Thursday, May 4, 2023
Mazur & Thimmesch: Cooperative Federalism And The Digital Tax Impasse
Orly Mazur (SMU; Google Scholar) & Adam B. Thimmesch (Nebraska; Google Scholar), Cooperative Federalism and the Digital Tax Impasse, 51 Fla. St. U. L. Rev. __ (2023):
The digital economy is changing faster than the law can respond and has challenged legal systems worldwide. In the tax space, the digital economy has undermined traditional tax systems in ways that have created significant tax compliance and enforcement challenges, substantial tax revenue losses, and unwarranted distortions in the market between digital and traditional transactions. These problems are well recognized both in the legal literature and in the public sphere. Unfortunately, the legal reforms that are needed in this space have been slowed by a combination of technical, conceptual, and political impediments. This Article focuses on the digital tax landscape at the U.S. subnational level to demonstrate how those factors are preventing meaningful legal reform and why a novel approach to tax reform may be successful in breaking the current impasse.

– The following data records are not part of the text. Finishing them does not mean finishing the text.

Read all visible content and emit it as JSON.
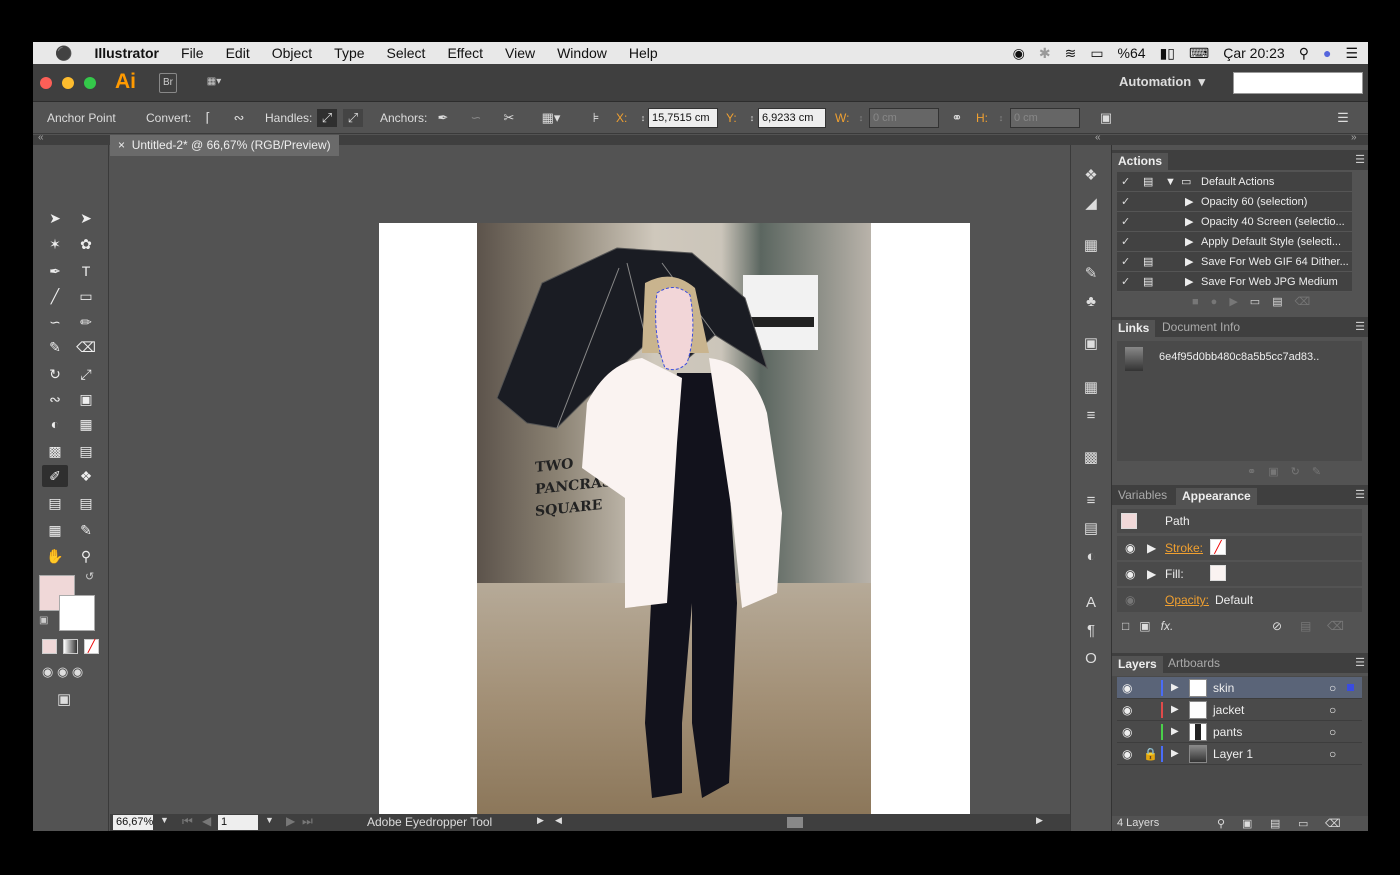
{
  "menubar": {
    "apple": "",
    "app_name": "Illustrator",
    "items": [
      "File",
      "Edit",
      "Object",
      "Type",
      "Select",
      "Effect",
      "View",
      "Window",
      "Help"
    ],
    "battery": "%64",
    "clock": "Çar 20:23"
  },
  "appbar": {
    "logo": "Ai",
    "bridge": "Br",
    "workspace": "Automation",
    "search_value": ""
  },
  "control": {
    "tool_label": "Anchor Point",
    "convert_label": "Convert:",
    "handles_label": "Handles:",
    "anchors_label": "Anchors:",
    "x_label": "X:",
    "x_value": "15,7515 cm",
    "y_label": "Y:",
    "y_value": "6,9233 cm",
    "w_label": "W:",
    "w_value": "0 cm",
    "h_label": "H:",
    "h_value": "0 cm"
  },
  "document": {
    "tab_title": "Untitled-2* @ 66,67% (RGB/Preview)",
    "photo_text": [
      "TWO",
      "PANCRAS",
      "SQUARE"
    ]
  },
  "status": {
    "zoom": "66,67%",
    "artboard": "1",
    "tool_name": "Adobe Eyedropper Tool"
  },
  "actions_panel": {
    "title": "Actions",
    "rows": [
      {
        "label": "Default Actions",
        "type": "folder"
      },
      {
        "label": "Opacity 60 (selection)",
        "type": "action"
      },
      {
        "label": "Opacity 40 Screen (selectio...",
        "type": "action"
      },
      {
        "label": "Apply Default Style (selecti...",
        "type": "action"
      },
      {
        "label": "Save For Web GIF 64 Dither...",
        "type": "action"
      },
      {
        "label": "Save For Web JPG Medium",
        "type": "action"
      }
    ]
  },
  "links_panel": {
    "tab1": "Links",
    "tab2": "Document Info",
    "file": "6e4f95d0bb480c8a5b5cc7ad83.."
  },
  "appearance_panel": {
    "tab1": "Variables",
    "tab2": "Appearance",
    "object": "Path",
    "stroke_label": "Stroke:",
    "fill_label": "Fill:",
    "opacity_label": "Opacity:",
    "opacity_value": "Default",
    "fx": "fx."
  },
  "layers_panel": {
    "tab1": "Layers",
    "tab2": "Artboards",
    "layers": [
      {
        "name": "skin",
        "color": "#4a6cf7"
      },
      {
        "name": "jacket",
        "color": "#e04a4a"
      },
      {
        "name": "pants",
        "color": "#4ad04a"
      },
      {
        "name": "Layer 1",
        "color": "#4a6cf7"
      }
    ],
    "count": "4 Layers"
  },
  "colors": {
    "fill_swatch": "#f0d8d8",
    "accent": "#ff9a00"
  }
}
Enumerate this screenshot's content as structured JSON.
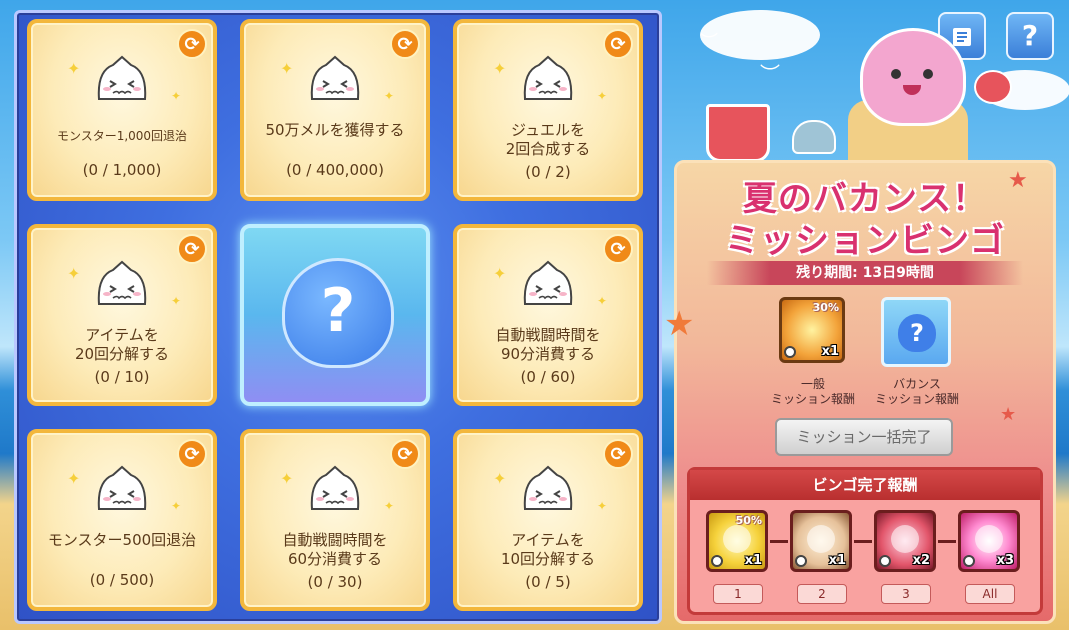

The difficulty of reform is particularly problematic in the tax context because reform ideally includes multijurisdictional uniformity on fundamental aspects like tax bases, the characterization of digital income, and sourcing rules. Legal reform is complicated enough on a unilateral basis. Asking for uniformity in those reforms across jurisdictions can seem all but impossible. To respond to these issues, many scholars apply a fiscal federalism lens to evaluate whether reform responsibility is better assigned to the U.S. federal government rather than to the states themselves. However, this Article disagrees that the digital tax impasse will be fixed through state or federal efforts alone. Instead, we argue that the conditions in this area of the law are right for policymakers to explore a cooperative federalism framework. A cooperative federalism structure represents a middle-ground solution where Congress could use its resources to incentivize interstate uniformity but leave the substantive tax rulemaking to the states. This targeted type of federal intervention would better harness the strengths of both the federal and state governments, preserve state tax sovereignty, and overcome many of the shortcomings of past digital tax reform efforts.